We use DialogFlow to create the application that will receive the message and find out the response to the user. DialogFlow communicates with a NodeJs server that makes the application more intelligent: the server returns the correct message depending on the time, the previous messages and the availability of the meeting rooms.
The DialogFlow process is:
- Dialog Flow receives the text and figures out to which agent it will send it.
- Dialogflow’s agent identifies the intent of the user and passes the text to the right intent.
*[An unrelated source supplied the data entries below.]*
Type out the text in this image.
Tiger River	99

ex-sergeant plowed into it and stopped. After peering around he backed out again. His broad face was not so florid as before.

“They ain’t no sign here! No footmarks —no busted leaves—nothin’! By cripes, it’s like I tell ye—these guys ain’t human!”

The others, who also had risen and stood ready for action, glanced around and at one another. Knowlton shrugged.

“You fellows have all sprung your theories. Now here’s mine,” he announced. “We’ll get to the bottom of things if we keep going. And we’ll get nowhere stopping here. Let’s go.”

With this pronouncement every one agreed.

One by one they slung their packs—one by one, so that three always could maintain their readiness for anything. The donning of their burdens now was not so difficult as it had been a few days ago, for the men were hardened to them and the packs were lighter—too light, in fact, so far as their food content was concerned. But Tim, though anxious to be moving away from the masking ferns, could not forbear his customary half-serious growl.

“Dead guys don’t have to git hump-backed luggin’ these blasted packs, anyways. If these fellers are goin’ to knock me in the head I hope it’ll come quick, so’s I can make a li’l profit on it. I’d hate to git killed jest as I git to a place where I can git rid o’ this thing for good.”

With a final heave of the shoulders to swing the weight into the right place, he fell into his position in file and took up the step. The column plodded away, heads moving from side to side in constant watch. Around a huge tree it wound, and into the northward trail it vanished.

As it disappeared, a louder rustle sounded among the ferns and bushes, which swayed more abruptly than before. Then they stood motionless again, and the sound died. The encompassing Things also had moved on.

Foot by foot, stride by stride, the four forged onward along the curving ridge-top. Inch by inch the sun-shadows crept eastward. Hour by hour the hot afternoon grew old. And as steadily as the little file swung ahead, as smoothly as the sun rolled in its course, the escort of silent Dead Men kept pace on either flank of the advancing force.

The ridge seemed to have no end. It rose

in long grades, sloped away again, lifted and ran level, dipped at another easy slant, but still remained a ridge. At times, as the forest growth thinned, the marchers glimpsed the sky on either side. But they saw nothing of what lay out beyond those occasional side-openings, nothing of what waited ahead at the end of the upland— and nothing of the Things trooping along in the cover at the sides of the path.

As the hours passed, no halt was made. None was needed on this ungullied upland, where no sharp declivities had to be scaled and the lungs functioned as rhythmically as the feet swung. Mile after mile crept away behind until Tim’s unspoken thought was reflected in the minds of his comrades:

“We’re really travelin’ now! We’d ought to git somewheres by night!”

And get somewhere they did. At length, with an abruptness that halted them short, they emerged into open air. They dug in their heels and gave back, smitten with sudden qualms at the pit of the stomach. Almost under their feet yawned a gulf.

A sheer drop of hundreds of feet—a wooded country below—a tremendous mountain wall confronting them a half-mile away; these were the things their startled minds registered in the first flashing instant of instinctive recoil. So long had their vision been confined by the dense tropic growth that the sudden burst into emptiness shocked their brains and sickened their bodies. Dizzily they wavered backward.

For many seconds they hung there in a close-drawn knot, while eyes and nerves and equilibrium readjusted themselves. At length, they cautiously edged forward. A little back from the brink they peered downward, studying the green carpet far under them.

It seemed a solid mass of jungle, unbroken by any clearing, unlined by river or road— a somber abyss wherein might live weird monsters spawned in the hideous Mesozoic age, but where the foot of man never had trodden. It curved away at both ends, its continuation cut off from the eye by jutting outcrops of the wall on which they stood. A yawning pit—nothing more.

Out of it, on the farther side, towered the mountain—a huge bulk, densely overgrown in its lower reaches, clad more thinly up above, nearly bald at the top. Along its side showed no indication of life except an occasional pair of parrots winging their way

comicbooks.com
- Dialogflow’s intent uses entities to store parameter values.
- Dialogflow’s intent passes the request along with entities to fulfillment.
- Fulfilment uses webhook to call the server.
We created a server with NodeJS where we have the business logic. The server receives the user's message, some keywords and the action (reserve or request information). With that information and the context of the conversation, it connects to the data store and extracts the relevant data.
User testing has made
the difference when uncovering
interactions we didn't imagine first!
The final part of the project was to test and train the AI within DialogFlow. For this, we asked for the collaboration of diverse Opentrends colleagues and have them test the application. Our colleagues spent some time talking with Google Home (device, phone or test environment).
We worked in DialogFlow, which has a training section where we could access the conversation history. It was very positive to know how people talk through the interface because they expressed things that we could not imagine when we defined the flow! This allowed us to enrich and add new ways of asking to book rooms thorugh the application.